Table 1.
Size of KaBOB
imported OBOs | ICE records | generated (rules and id sets) | KaBOB total | |||||
---|---|---|---|---|---|---|---|---|
subset | # triples | size .owl (GB) | # triples | size .nt.gzip (GB) | # triples | size .nt.gzip (GB) | # triples | size (GB) |
human only | 13,830,676 | 1.5 | 144,489,737 | 2.0 | 7,615,547 | 0.2 | 165,935,960 | 3.6 |
human +7 major model organisms | 13,830,676 | 1.5 | 369,027,022 | 4.9 | 34,968,305 | 0.7 | 417,826,003 | 7.1 |
all organisms | 13,830,676 | 1.5 | 9,584,033,541 | 126 | n/a | n/a | n/a | n/a |
Lists the size of the various collection of RDF generated in the KaBOB build process, recorded in number of triples and size on disk.

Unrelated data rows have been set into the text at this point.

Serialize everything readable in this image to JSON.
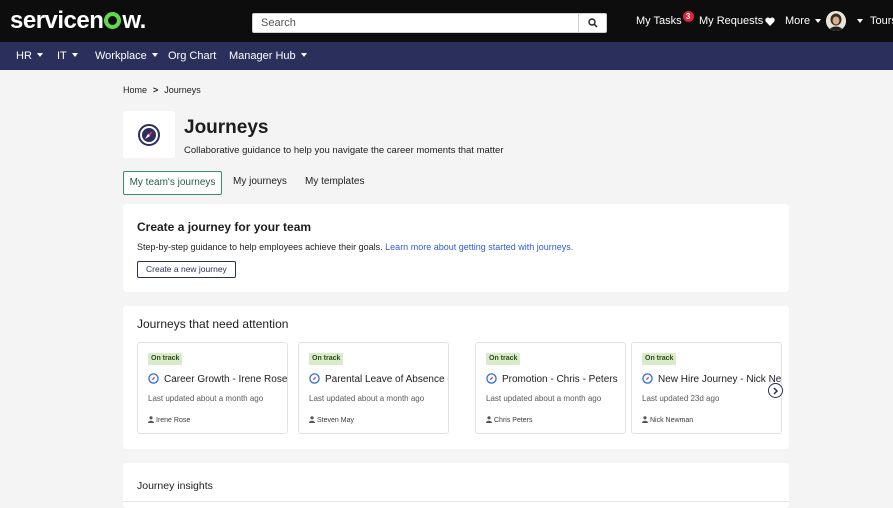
{
  "header": {
    "logo_text_pre": "servicen",
    "logo_text_post": "w.",
    "search_placeholder": "Search",
    "my_tasks": "My Tasks",
    "tasks_count": "3",
    "my_requests": "My Requests",
    "more": "More",
    "tours": "Tours"
  },
  "nav": {
    "hr": "HR",
    "it": "IT",
    "workplace": "Workplace",
    "org_chart": "Org Chart",
    "manager_hub": "Manager Hub"
  },
  "breadcrumb": {
    "home": "Home",
    "separator": ">",
    "current": "Journeys"
  },
  "page": {
    "title": "Journeys",
    "subtitle": "Collaborative guidance to help you navigate the career moments that matter"
  },
  "tabs": [
    {
      "label": "My team's journeys",
      "active": true
    },
    {
      "label": "My journeys",
      "active": false
    },
    {
      "label": "My templates",
      "active": false
    }
  ],
  "create_card": {
    "title": "Create a journey for your team",
    "description": "Step-by-step guidance to help employees achieve their goals.",
    "link": "Learn more about getting started with journeys.",
    "button": "Create a new journey"
  },
  "attention": {
    "title": "Journeys that need attention",
    "journeys": [
      {
        "status": "On track",
        "name": "Career Growth - Irene Rose",
        "updated": "Last updated about a month ago",
        "person": "Irene Rose"
      },
      {
        "status": "On track",
        "name": "Parental Leave of Absence - ...",
        "updated": "Last updated about a month ago",
        "person": "Steven May"
      },
      {
        "status": "On track",
        "name": "Promotion - Chris - Peters",
        "updated": "Last updated about a month ago",
        "person": "Chris Peters"
      },
      {
        "status": "On track",
        "name": "New Hire Journey - Nick Newman",
        "updated": "Last updated 23d ago",
        "person": "Nick Newman"
      }
    ]
  },
  "insights": {
    "title": "Journey insights"
  },
  "colors": {
    "topbar": "#0d0d0d",
    "secondary_nav": "#2b2f5b",
    "logo_accent": "#62d84e",
    "active_tab_border": "#3a8c68",
    "status_pill": "#d9ecc9",
    "link": "#2f5bd9",
    "badge": "#e0233b"
  }
}
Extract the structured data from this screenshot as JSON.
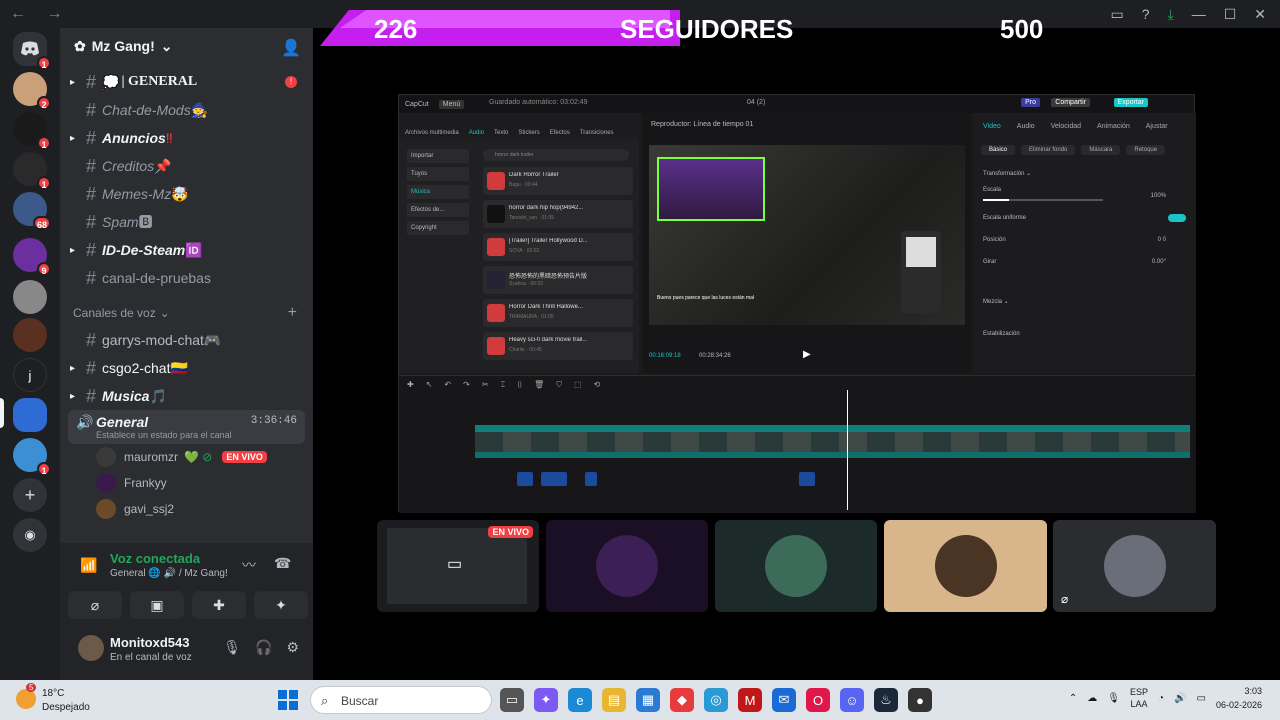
{
  "window": {
    "nav": "← →",
    "controls": [
      "▭",
      "?",
      "⤓",
      "—",
      "☐",
      "✕"
    ]
  },
  "banner": {
    "current": "226",
    "label": "SEGUIDORES",
    "goal": "500"
  },
  "server": {
    "name": "Mz Gang!"
  },
  "channels": [
    {
      "name": "| GENERAL",
      "emoji": "💭",
      "unread": "!",
      "style": "mono",
      "expand": true
    },
    {
      "name": "Chat-de-Mods",
      "emoji": "🧙",
      "style": "it"
    },
    {
      "name": "Anuncios",
      "emoji": "‼",
      "style": "bold",
      "expand": true
    },
    {
      "name": "Creditos",
      "emoji": "📌",
      "style": "it"
    },
    {
      "name": "Memes-Mz",
      "emoji": "🤯",
      "style": "it"
    },
    {
      "name": "Spam",
      "emoji": "🅱",
      "style": "it"
    },
    {
      "name": "ID-De-Steam",
      "emoji": "🆔",
      "style": "bold",
      "expand": true
    },
    {
      "name": "canal-de-pruebas",
      "emoji": "",
      "style": ""
    }
  ],
  "voice_category": "Canales de voz",
  "voice_channels": [
    {
      "name": "garrys-mod-chat",
      "emoji": "🎮"
    },
    {
      "name": "csgo2-chat",
      "emoji": "🇨🇴",
      "expand": true
    },
    {
      "name": "Musica",
      "emoji": "🎵",
      "expand": true
    }
  ],
  "active_voice": {
    "name": "General",
    "time": "3:36:46",
    "status": "Establece un estado para el canal"
  },
  "voice_users": [
    {
      "name": "mauromzr",
      "live": "EN VIVO"
    },
    {
      "name": "Frankyy"
    },
    {
      "name": "gavi_ssj2"
    }
  ],
  "voice_panel": {
    "title": "Voz conectada",
    "sub": "General 🌐 🔊 / Mz Gang!"
  },
  "user": {
    "name": "Monitoxd543",
    "status": "En el canal de voz"
  },
  "rail_badges": [
    "1",
    "2",
    "1",
    "1",
    "68",
    "9",
    "1"
  ],
  "capcut": {
    "app": "CapCut",
    "menu": "Menú",
    "autosave": "Guardado automático: 03:02:49",
    "project": "04 (2)",
    "pro": "Pro",
    "share": "Compartir",
    "export": "Exportar",
    "tabs": [
      "Archivos multimedia",
      "Audio",
      "Texto",
      "Stickers",
      "Efectos",
      "Transiciones"
    ],
    "categories": [
      "Importar",
      "Tuyos",
      "Música",
      "Efectos de...",
      "Copyright"
    ],
    "search": "horror dark trailer",
    "tracks": [
      {
        "title": "Dark Horror Trailer",
        "sub": "Bagu · 00:44"
      },
      {
        "title": "horror dark hip hop(94942...",
        "sub": "Tanoshi_san · 01:05"
      },
      {
        "title": "[Trailer] Trailer Hollywood D...",
        "sub": "SOVA · 02:02"
      },
      {
        "title": "恐怖恐怖的黑暗恐怖预告片版",
        "sub": "Syahna · 00:33"
      },
      {
        "title": "Horror Dark Thrill Hallowe...",
        "sub": "TRAMAURA · 01:05"
      },
      {
        "title": "Heavy sci-fi dark movie trail...",
        "sub": "Charlie · 00:45"
      }
    ],
    "player_title": "Reproductor: Línea de tiempo 01",
    "time_current": "00:16:09:18",
    "time_total": "00:28:34:26",
    "caption": "Bueno pues parece que las luces están mal",
    "right_tabs": [
      "Video",
      "Audio",
      "Velocidad",
      "Animación",
      "Ajustar"
    ],
    "right_sub": [
      "Básico",
      "Eliminar fondo",
      "Máscara",
      "Retoque"
    ],
    "props": [
      {
        "label": "Transformación ⌄"
      },
      {
        "label": "Escala",
        "value": "100%"
      },
      {
        "label": "Escala uniforme"
      },
      {
        "label": "Posición",
        "value": "0   0"
      },
      {
        "label": "Girar",
        "value": "0.00°"
      },
      {
        "label": "Mezcla ⌄"
      },
      {
        "label": "Estabilización"
      }
    ],
    "scale_level": 0.22
  },
  "tiles": [
    {
      "live": "EN VIVO",
      "bg": "#1b1c1f"
    },
    {
      "bg": "#1a0f24"
    },
    {
      "bg": "#1c2a2a"
    },
    {
      "bg": "#d9b58c"
    },
    {
      "bg": "#2b2c30"
    }
  ],
  "taskbar": {
    "temp": "18°C",
    "weather": "Despejado",
    "weather_badge": "5",
    "search_placeholder": "Buscar",
    "lang1": "ESP",
    "lang2": "LAA",
    "time": "3:03",
    "date": "06-02-2026"
  }
}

The first three major columns include the imported OBOs, the ICE records (output of the file parsers), and the generated triples (output of the rules and ID merging). The fourth column is the sum of the first three. The rows represent subsets of the KaBOB data based on organisms included. The subsets are human-only, human plus seven major model organisms (listed in the paper), and the final row is for all organisms combined. Due to the scale of the data in the final subset this data is currently incomplete.